Hope Hoadley moved to Kenai from Wasilla in September after being told by her other schools that she wouldn’t be graduating this year. Hoadley said she felt welcome on her first day at Kenai Alt, and they helped her prove the other schools wrong. Now, Hoadley is on her way to the Alaska Job Corps Center in Palmer to pursue a career in the culinary arts.
Michael Metz was home-schooled before he started attending Kenai Alt, and he said he wouldn’t have had as much success if he attended any other school.
“The Kenai Alt has done more than help me graduate,” Metz said in his speech during the ceremony. “It’s helped me figure out what I want to do with my life.”

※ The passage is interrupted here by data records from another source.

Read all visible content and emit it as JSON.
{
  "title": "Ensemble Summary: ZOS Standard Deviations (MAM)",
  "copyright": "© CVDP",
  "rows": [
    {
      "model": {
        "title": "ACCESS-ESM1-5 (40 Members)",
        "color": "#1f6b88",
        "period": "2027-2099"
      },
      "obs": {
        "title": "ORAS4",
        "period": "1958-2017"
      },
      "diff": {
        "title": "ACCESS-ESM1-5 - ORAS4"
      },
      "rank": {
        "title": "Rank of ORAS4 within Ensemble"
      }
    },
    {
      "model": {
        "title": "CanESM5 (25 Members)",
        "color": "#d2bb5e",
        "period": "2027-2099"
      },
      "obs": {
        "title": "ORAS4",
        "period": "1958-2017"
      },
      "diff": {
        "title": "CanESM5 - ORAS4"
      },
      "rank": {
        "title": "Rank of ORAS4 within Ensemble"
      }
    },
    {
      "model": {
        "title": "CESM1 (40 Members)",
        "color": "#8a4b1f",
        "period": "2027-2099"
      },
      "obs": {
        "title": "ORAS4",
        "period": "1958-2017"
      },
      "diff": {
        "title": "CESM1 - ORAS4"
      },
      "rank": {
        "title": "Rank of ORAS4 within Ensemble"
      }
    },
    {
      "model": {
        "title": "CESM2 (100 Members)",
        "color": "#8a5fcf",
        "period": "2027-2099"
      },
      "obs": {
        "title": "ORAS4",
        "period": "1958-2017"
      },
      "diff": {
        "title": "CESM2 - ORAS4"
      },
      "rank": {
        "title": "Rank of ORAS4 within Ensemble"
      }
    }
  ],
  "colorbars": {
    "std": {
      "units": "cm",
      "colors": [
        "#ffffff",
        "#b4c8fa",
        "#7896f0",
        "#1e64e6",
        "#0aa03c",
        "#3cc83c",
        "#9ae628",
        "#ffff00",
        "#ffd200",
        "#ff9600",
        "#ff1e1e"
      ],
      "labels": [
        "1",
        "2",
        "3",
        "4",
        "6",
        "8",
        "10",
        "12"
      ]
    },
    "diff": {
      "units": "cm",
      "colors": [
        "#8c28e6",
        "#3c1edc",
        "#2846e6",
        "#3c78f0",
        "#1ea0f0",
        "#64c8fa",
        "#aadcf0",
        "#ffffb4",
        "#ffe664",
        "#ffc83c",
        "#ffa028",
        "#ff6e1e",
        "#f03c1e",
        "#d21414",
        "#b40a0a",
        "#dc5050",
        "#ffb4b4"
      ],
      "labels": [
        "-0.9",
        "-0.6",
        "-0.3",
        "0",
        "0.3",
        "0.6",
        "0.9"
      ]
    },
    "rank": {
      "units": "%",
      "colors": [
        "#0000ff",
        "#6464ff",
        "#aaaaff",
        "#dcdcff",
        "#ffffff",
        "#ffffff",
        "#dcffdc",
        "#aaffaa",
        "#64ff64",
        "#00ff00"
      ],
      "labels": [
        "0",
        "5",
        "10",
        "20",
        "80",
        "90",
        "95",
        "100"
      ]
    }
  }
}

Metz received a handful of awards and scholarships during the ceremony, including the Most Outstanding Student Award from the local Masonic Lodge and a scholarship from UAA for over $11,000. In less than two weeks, Metz will be attending boot camp for the Marine Corps Reserve before returning to start classes at KPC. His long-term goal is to eventually become a lawyer for the Marine Corps.
All of the 2019 graduates were recognized with individual awards during the ceremony that ranged from sincere — such as the “Perseverance” award given to India Bates for overcoming adversities during her academic career — to the silly, with Josh Gonion receiving the “Apple” award for eating an apple every single morning of senior year.